Well we have had no increase in accidents they cried.
That is our first event before we do anything.
FINALLY I DRAGGED 3 of the planners OUT TO OUR STREETS....
Asked them to bring a pet and a ball, or their child and a ball/toy.
Any hour they want, just pick it. LOL so they picked 4pm on a Friday.
No brainer for me LOL.....
OH MY GOD, was incredible response because now they really
HAD BEEN THERE DUN THAT.... Regular freeway that night.
Was talk talk talk prior.
PC you never BEEN THERE DUN THAT....
I said homes being built up around YOUR HOME.....
It completely changes everything. Right to light, parking, privacy,
CHANGES EVERYTHING. Not been there dun that where you moved in with large homes around your. WERE BUILT AFTER YOU LIVED THERE 15yrs.....
Otherwise YOU WOULD UNDERSTAND. Midtown homes are next to one another,
and the builders buying $2mm rat traps, putting up $5mm McMansions and selling them in a month is simply out of control......


1 person likes this
Posted by Watching and taking notes
a resident of Green Acres
on Apr 8, 2018 at 1:15 pm

I am scratching my head because when the neighbor behind us put up their two-story home, they followed none of the privacy rules in the books, despite considerable and by-the-book protest and pointing out the exact example in the code of what not to do being done. The neighbors are not bad people and willing to work with those around them, but the planner had basically let things get so far there was no good answers for the neighbors. At no point in the process did we or the neighbors ever feel the City enforced even the smallest bit of the rules, and they were not ... um... accurate ... frequently.

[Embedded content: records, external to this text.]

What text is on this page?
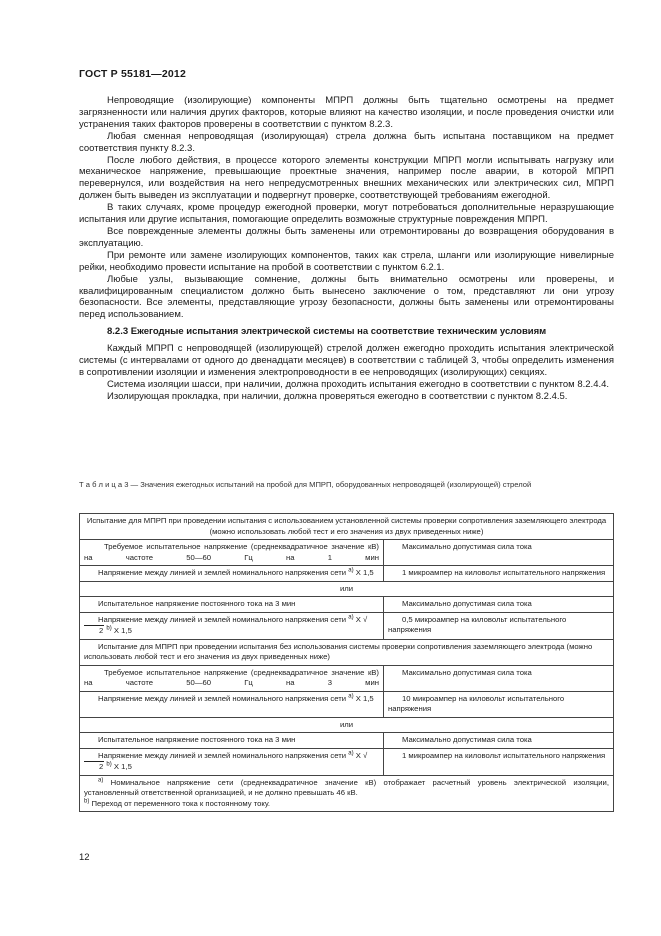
ГОСТ Р 55181—2012

Непроводящие (изолирующие) компоненты МПРП должны быть тщательно осмотрены на предмет загрязненности или наличия других факторов, которые влияют на качество изоляции, и после проведения очистки или устранения таких факторов проверены в соответствии с пунктом 8.2.3.

Любая сменная непроводящая (изолирующая) стрела должна быть испытана поставщиком на предмет соответствия пункту 8.2.3.

После любого действия, в процессе которого элементы конструкции МПРП могли испытывать нагрузку или механическое напряжение, превышающие проектные значения, например после аварии, в которой МПРП перевернулся, или воздействия на него непредусмотренных внешних механических или электрических сил, МПРП должен быть выведен из эксплуатации и подвергнут проверке, соответствующей требованиям ежегодной.

В таких случаях, кроме процедур ежегодной проверки, могут потребоваться дополнительные неразрушающие испытания или другие испытания, помогающие определить возможные структурные повреждения МПРП.

Все поврежденные элементы должны быть заменены или отремонтированы до возвращения оборудования в эксплуатацию.

При ремонте или замене изолирующих компонентов, таких как стрела, шланги или изолирующие нивелирные рейки, необходимо провести испытание на пробой в соответствии с пунктом 6.2.1.

Любые узлы, вызывающие сомнение, должны быть внимательно осмотрены или проверены, и квалифицированным специалистом должно быть вынесено заключение о том, представляют ли они угрозу безопасности. Все элементы, представляющие угрозу безопасности, должны быть заменены или отремонтированы перед использованием.

8.2.3 Ежегодные испытания электрической системы на соответствие техническим условиям

Каждый МПРП с непроводящей (изолирующей) стрелой должен ежегодно проходить испытания электрической системы (с интервалами от одного до двенадцати месяцев) в соответствии с таблицей 3, чтобы определить изменения в сопротивлении изоляции и изменения электропроводности в ее непроводящих (изолирующих) секциях.

Система изоляции шасси, при наличии, должна проходить испытания ежегодно в соответствии с пунктом 8.2.4.4.

Изолирующая прокладка, при наличии, должна проверяться ежегодно в соответствии с пунктом 8.2.4.5.

Т а б л и ц а 3 — Значения ежегодных испытаний на пробой для МПРП, оборудованных непроводящей (изолирующей) стрелой
Испытание для МПРП при проведении испытания с использованием установленной системы проверки сопротивления заземляющего электрода
(можно использовать любой тест и его значения из двух приведенных ниже)	
Требуемое испытательное напряжение (среднеквадратичное значение кВ) на частоте 50—60 Гц на 1 мин	Максимально допустимая сила тока
Напряжение между линией и землей номинального напряжения сети $^{а)}$ Х 1,5	1 микроампер на киловольт испытательного напряжения
или	
Испытательное напряжение постоянного тока на 3 мин	Максимально допустимая сила тока
Напряжение между линией и землей номинального напряжения сети $^{а)}$ Х √2 $^{b)}$ Х 1,5	0,5 микроампер на киловольт испытательного напряжения
Испытание для МПРП при проведении испытания без использования системы проверки сопротивления заземляющего электрода (можно использовать любой тест и его значения из двух приведенных ниже)	
Требуемое испытательное напряжение (среднеквадратичное значение кВ) на частоте 50—60 Гц на 3 мин	Максимально допустимая сила тока
Напряжение между линией и землей номинального напряжения сети $^{а)}$ Х 1,5	10 микроампер на киловольт испытательного напряжения
или	
Испытательное напряжение постоянного тока на 3 мин	Максимально допустимая сила тока
Напряжение между линией и землей номинального напряжения сети $^{а)}$ Х √2 $^{b)}$ Х 1,5	1 микроампер на киловольт испытательного напряжения
$^{а)}$ Номинальное напряжение сети (среднеквадратичное значение кВ) отображает расчетный уровень электрической изоляции, установленный ответственной организацией, и не должно превышать 46 кВ.
$^{b)}$ Переход от переменного тока к постоянному току.	
12
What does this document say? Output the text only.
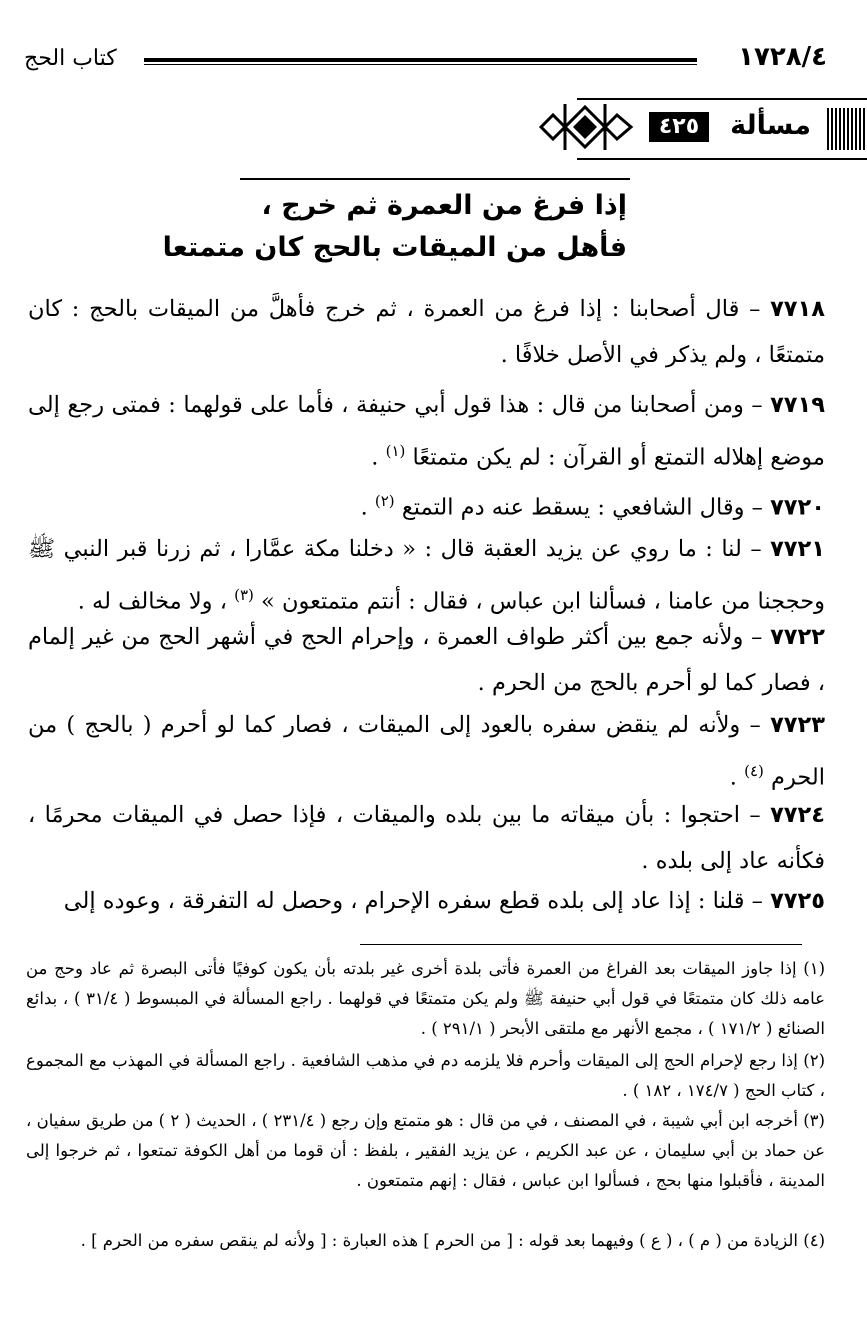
١٧٢٨/٤
كتاب الحج
مسألة
٤٢٥
إذا فرغ من العمرة ثم خرج ،
فأهل من الميقات بالحج كان متمتعا

٧٧١٨ – قال أصحابنا : إذا فرغ من العمرة ، ثم خرج فأهلَّ من الميقات بالحج : كان متمتعًا ، ولم يذكر في الأصل خلافًا .

٧٧١٩ – ومن أصحابنا من قال : هذا قول أبي حنيفة ، فأما على قولهما : فمتى رجع إلى موضع إهلاله التمتع أو القرآن : لم يكن متمتعًا $^{(١)}$ .

٧٧٢٠ – وقال الشافعي : يسقط عنه دم التمتع $^{(٢)}$ .

٧٧٢١ – لنا : ما روي عن يزيد العقبة قال : « دخلنا مكة عمَّارا ، ثم زرنا قبر النبي ﷺ وحججنا من عامنا ، فسألنا ابن عباس ، فقال : أنتم متمتعون » $^{(٣)}$ ، ولا مخالف له .

٧٧٢٢ – ولأنه جمع بين أكثر طواف العمرة ، وإحرام الحج في أشهر الحج من غير إلمام ، فصار كما لو أحرم بالحج من الحرم .

٧٧٢٣ – ولأنه لم ينقض سفره بالعود إلى الميقات ، فصار كما لو أحرم ( بالحج ) من الحرم $^{(٤)}$ .

٧٧٢٤ – احتجوا : بأن ميقاته ما بين بلده والميقات ، فإذا حصل في الميقات محرمًا ، فكأنه عاد إلى بلده .

٧٧٢٥ – قلنا : إذا عاد إلى بلده قطع سفره الإحرام ، وحصل له التفرقة ، وعوده إلى

(١) إذا جاوز الميقات بعد الفراغ من العمرة فأتى بلدة أخرى غير بلدته بأن يكون كوفيًا فأتى البصرة ثم عاد وحج من عامه ذلك كان متمتعًا في قول أبي حنيفة ﷺ ولم يكن متمتعًا في قولهما . راجع المسألة في المبسوط ( ٣١/٤ ) ، بدائع الصنائع ( ١٧١/٢ ) ، مجمع الأنهر مع ملتقى الأبحر ( ٢٩١/١ ) .

(٢) إذا رجع لإحرام الحج إلى الميقات وأحرم فلا يلزمه دم في مذهب الشافعية . راجع المسألة في المهذب مع المجموع ، كتاب الحج ( ١٧٤/٧ ، ١٨٢ ) .

(٣) أخرجه ابن أبي شيبة ، في المصنف ، في من قال : هو متمتع وإن رجع ( ٢٣١/٤ ) ، الحديث ( ٢ ) من طريق سفيان ، عن حماد بن أبي سليمان ، عن عبد الكريم ، عن يزيد الفقير ، بلفظ : أن قوما من أهل الكوفة تمتعوا ، ثم خرجوا إلى المدينة ، فأقبلوا منها بحج ، فسألوا ابن عباس ، فقال : إنهم متمتعون .

(٤) الزيادة من ( م ) ، ( ع ) وفيهما بعد قوله : [ من الحرم ] هذه العبارة : [ ولأنه لم ينقص سفره من الحرم ] .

Either there is a different standard for this part of town (and there is, watching, waiting, and taking notes) and Eichler owners can always look over here to demonstrate how loosely (i.e., not at all) the City enforces those rules that are supposed to protect residents, or, there is no double standard and Eichler owners will get the same treatment, i.e., the rules will be worth less than the paper on which they are composted.

Bottom line: too many outside agendas spoil the rulemaking process.
Corallary: staff agendas will make the rules meaningless a month from now, anyway. Democracy, schmocracy.
(Does anyone know if City Council are still allowed to take “finders fees” from developers and how is that legal?)


2 people like this
Posted by Donster
a resident of University South
on Apr 8, 2018 at 2:09 pm

"But the Crow/Raven, bet that never crossed your mind RC did it? Let them flock your yard because of trash being left by workers on new home in the back yard, eating your fruit trees, plants, local nesting animals. ON AND ON AND ON...."

The crows come with the territory.

Some people are unhappy about anything higher than a sand castle Downtown, and then let the outlying neighborhoods get trashed. Jeez that's stupid. Growth and development should be in high-rises near the train tracks and along San Antonio road, not in places with single story houses.

If your neighbor builds a privacy-ruining second story that looks down into your backyard, why not plant some giant timber bamboo along your side of the fence line? It can grow pretty quickly and should restore a good measure of privacy.

Web Link
Web Link


4 people like this
Posted by Wayne Doiglass
a resident of Los Altos
on Apr 11, 2018 at 7:41 pm

Another example of the city council becoming the moral equivalent of a condominium committee that broods over whether some neighbor who hangs the wash on a clothes line can do that without "cheapening" the overall look of the neighborhood. Zoning inspectors are little more than a career opportunity for people who enjoyed being hall monitors in high school, petty tyrants checking whether you're entitled to be out of study hall. The result: the decision that the Baptist church on California Avenue is not acting like a church and that Steve Young's daughters were not in a non-profit music school. As if the council would know what a church "should" be doing.